Diversification refers to the practice of allocating capital across a broad range of financial asset classes, products, instruments, strategies, and protocols. Within DeFi, besides simply owning a range of assets, diversification can also refer to deploying those assets variously though - for example - staking, lending, or providing liquidity. In the case of Concentrated Liquidity, it is also possible to diversify within a single pool by selecting multiple separate price ranges.

The goal of diversification is to reduce the overall risk that may arise form holding a narrow range of assets, asset classes, or deploying single strategies. A diverse portfolio composition is more likely to experience smoother variance in overall value and earnings during times of heightened market volatility.

Diversification can be achieved within a single asset class (such as holding a range of assets) and across asset classes (such as owning commodities, shares, securities, saving, and assets).

Divergence Loss

Divergence loss is one type of risk that liquidity providers take in exchange for fees they earn in liquidity pools.
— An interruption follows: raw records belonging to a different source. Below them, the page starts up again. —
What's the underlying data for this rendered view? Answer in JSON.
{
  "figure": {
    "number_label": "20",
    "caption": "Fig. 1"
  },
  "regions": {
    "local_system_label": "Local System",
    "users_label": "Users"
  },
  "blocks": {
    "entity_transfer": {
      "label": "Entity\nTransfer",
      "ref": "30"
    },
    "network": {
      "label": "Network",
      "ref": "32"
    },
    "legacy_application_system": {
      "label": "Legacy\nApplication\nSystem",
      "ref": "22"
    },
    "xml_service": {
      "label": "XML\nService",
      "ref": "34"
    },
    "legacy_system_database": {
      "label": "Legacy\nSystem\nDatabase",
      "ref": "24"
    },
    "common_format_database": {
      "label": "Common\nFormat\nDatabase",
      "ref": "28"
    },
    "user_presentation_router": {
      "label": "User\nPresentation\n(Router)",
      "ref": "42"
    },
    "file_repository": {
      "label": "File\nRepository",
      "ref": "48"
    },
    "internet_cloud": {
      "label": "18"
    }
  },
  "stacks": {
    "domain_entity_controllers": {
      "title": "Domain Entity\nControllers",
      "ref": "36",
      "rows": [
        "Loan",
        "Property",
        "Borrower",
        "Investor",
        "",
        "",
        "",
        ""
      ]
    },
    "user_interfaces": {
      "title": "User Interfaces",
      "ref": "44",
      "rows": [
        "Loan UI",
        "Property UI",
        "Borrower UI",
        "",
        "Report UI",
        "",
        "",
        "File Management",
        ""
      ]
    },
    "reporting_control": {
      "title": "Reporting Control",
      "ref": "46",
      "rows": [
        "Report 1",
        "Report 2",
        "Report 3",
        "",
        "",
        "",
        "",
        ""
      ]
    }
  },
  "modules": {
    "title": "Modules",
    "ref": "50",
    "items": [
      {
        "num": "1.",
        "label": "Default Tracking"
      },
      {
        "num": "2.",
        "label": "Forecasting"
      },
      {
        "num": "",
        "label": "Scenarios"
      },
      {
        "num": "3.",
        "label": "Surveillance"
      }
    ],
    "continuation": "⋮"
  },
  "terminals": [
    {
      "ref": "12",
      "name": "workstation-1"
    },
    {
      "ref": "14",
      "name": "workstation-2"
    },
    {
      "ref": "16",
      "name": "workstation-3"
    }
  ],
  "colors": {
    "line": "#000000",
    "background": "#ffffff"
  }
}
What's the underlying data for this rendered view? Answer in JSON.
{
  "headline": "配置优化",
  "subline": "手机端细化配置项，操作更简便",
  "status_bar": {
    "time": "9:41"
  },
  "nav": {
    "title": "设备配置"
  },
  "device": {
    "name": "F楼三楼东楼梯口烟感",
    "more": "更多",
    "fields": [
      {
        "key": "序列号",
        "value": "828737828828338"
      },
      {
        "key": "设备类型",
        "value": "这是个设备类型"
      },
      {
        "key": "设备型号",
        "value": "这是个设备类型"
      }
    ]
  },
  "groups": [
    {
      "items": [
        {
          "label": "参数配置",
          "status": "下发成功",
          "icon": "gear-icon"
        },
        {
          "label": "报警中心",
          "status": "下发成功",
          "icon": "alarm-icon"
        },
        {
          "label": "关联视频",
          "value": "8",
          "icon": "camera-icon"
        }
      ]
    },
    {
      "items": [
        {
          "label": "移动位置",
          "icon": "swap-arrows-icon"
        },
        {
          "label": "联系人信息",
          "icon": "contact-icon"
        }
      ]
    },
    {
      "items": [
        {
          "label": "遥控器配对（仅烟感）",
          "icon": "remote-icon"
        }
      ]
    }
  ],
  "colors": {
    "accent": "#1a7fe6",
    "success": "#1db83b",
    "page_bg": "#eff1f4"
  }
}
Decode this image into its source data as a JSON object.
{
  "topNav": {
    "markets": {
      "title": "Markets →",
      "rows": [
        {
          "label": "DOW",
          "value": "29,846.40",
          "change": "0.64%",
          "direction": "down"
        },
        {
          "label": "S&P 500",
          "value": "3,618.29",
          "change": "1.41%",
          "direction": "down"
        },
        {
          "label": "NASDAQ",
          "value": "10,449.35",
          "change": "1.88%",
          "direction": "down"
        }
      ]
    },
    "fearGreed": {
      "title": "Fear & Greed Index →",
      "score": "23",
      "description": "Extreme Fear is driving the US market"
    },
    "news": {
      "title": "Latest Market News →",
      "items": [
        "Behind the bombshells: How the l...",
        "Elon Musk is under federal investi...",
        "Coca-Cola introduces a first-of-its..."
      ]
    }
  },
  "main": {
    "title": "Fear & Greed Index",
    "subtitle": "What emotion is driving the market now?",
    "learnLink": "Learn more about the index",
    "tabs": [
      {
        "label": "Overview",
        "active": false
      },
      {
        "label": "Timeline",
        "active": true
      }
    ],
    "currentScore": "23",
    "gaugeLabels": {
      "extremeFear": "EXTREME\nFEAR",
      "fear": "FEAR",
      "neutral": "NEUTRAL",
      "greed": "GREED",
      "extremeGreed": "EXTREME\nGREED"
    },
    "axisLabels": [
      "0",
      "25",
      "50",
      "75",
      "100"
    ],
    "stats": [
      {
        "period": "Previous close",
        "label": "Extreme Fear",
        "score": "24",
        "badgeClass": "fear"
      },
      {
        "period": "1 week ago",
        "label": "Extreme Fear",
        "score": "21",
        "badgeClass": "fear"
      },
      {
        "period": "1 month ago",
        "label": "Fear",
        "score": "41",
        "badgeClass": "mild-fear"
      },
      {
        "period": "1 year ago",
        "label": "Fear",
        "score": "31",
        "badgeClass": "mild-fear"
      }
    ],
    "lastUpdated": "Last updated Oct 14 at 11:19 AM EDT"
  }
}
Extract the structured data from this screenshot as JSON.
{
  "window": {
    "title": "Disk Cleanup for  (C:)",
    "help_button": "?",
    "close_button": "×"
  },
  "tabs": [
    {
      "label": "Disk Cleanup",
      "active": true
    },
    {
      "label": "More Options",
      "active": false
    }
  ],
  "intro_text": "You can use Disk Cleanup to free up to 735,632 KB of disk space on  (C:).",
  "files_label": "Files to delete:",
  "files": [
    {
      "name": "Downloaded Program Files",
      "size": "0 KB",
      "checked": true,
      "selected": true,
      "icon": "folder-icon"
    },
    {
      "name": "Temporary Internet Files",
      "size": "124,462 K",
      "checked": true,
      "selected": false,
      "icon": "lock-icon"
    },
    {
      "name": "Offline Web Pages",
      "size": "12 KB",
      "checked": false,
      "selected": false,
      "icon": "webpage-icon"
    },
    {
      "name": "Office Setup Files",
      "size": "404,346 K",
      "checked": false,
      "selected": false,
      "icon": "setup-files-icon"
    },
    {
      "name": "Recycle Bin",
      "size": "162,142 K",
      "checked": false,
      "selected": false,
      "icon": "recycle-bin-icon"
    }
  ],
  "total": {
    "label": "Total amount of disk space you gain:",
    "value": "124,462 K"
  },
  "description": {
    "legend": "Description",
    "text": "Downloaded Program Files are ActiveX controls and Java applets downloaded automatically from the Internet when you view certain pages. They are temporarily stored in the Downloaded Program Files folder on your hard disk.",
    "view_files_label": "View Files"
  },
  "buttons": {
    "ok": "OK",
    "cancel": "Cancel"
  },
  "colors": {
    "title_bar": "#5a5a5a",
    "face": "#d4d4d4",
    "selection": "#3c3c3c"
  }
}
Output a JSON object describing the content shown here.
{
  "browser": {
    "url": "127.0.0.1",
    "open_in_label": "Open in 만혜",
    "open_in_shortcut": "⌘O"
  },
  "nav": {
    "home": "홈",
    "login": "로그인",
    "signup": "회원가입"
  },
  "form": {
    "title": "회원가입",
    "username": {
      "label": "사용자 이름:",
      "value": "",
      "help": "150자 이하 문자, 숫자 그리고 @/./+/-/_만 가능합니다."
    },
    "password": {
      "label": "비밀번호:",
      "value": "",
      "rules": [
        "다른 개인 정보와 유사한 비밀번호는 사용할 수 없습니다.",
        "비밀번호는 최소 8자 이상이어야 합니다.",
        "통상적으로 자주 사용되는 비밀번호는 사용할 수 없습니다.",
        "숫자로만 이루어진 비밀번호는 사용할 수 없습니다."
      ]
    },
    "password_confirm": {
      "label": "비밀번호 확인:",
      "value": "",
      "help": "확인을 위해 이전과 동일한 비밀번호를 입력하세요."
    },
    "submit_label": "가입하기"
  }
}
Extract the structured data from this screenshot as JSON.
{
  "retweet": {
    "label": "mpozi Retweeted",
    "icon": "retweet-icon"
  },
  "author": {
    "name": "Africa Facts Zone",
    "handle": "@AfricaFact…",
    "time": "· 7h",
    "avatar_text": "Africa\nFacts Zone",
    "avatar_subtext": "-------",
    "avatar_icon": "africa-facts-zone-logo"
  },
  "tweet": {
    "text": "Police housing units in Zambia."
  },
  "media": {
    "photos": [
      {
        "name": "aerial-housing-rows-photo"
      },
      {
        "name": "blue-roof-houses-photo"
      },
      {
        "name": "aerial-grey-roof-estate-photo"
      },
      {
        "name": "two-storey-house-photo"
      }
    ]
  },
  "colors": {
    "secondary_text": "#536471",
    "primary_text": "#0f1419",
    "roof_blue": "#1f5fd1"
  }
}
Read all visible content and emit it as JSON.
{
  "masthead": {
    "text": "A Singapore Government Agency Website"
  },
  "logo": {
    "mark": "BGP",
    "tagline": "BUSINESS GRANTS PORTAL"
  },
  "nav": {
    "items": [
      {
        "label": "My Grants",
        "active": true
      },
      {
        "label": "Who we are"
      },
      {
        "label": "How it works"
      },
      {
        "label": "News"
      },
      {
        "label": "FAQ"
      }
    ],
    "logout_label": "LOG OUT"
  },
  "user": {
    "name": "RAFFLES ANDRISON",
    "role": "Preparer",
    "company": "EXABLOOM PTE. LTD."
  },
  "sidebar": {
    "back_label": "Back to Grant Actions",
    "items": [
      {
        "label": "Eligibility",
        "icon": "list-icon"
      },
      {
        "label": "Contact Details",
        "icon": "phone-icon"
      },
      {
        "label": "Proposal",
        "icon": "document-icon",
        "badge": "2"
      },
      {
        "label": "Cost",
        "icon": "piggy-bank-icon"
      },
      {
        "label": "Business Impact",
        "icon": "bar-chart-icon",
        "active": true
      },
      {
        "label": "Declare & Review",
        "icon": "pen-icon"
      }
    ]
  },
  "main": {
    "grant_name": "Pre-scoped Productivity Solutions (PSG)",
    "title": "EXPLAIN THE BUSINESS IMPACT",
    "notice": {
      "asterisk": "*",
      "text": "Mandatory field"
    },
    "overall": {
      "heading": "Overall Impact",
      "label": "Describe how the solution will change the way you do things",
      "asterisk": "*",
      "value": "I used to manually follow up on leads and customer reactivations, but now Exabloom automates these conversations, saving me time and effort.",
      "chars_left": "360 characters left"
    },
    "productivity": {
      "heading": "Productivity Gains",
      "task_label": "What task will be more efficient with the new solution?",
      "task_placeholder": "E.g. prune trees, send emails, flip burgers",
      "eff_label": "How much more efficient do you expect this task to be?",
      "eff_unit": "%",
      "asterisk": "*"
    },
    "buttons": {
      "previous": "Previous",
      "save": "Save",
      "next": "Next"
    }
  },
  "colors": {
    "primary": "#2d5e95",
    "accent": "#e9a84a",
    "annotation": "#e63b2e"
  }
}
If divergence loss exceeds the yield earned upon withdrawal, the user has suffered negative returns compared to holding their tokens outside the pool. In CLAMM pools, both the yield from trading fees and rewards and divergence loss are amplified.

Estimated Yield

Projected yields are estimated using data drawn from the previous 24 hours of trading for the price range selected. Note that concentrating liquidity increases both yield and divergence loss, and previous returns are not a guarantee of future returns.

Fee Rate

The percentage of each trade for this pool that goes to liquidity providers. This value may change to optimize fees over time.

In-Range and Out-of-Range

In a concentrated liquidity pool a user defines the boundaries of the price-range within which they wish to provide liquidity. When the current price of the asset is within the selected price-range, a liquidity provider's position is "In-Range" and the user will earn trading fees, and any associated incentives.

However, if the current price for the pair moves outside the users selected price-range, their position would now be "Out-of-Range" and two things will happen: firstly, the users position will become dormant - no incentives, or trading fees, will be earned; secondly, the user's position will consist entirely of one asset. As long as the user's position remains "Out-of-Range", these conditions will remain the case. If the current price for the pair moves back into the price-range of the user's position, then fees and rewards will recommence and the balance of the position will once more begin to fluctuate with the relative values of the paired tokens.


How concentrated your liquidity will be compared to a constant product AMM pool. If this number is 8x, you would earn 8x the fees and incentives for each trade. Likewise, your capital will be exposed to a comparably higher risk of divergence loss.

NFT Mint Address

The existence of price ranges makes each pool position unique. Therefore, each position is represented by an NFT instead of fungible pool tokens.

Price Range

Liquidity deposited will only be used for trades (and earn fees and incentives) when the current price of the assets in this pool is within this range.

Risk Tolerance

Describes the variability in expected returns (or losses) that a user is prepared to accept, across the planned time frame the user expects to hold the asset, when set against the assessed likelihood of possible outcomes. It is important that, as part of planning, users assess their personal willingness to accept the range of changes in value and incentives reasonably anticipated for their chosen assets and strategies. Risk tolerance is a personal matter, we request that users do their own research and evaluate their own risk tolerance before using pools.

Tick Spacing

Each pool is divided evenly into buckets of liquidity with predefined boundaries known as "ticks". A tick spacing of 8 means that each tick is 0.08% larger than the previous tick, and 128 means that each tick is 1.28% larger than the previous tick. Stable pools use smaller tick spacing to allow for more granular price ranges.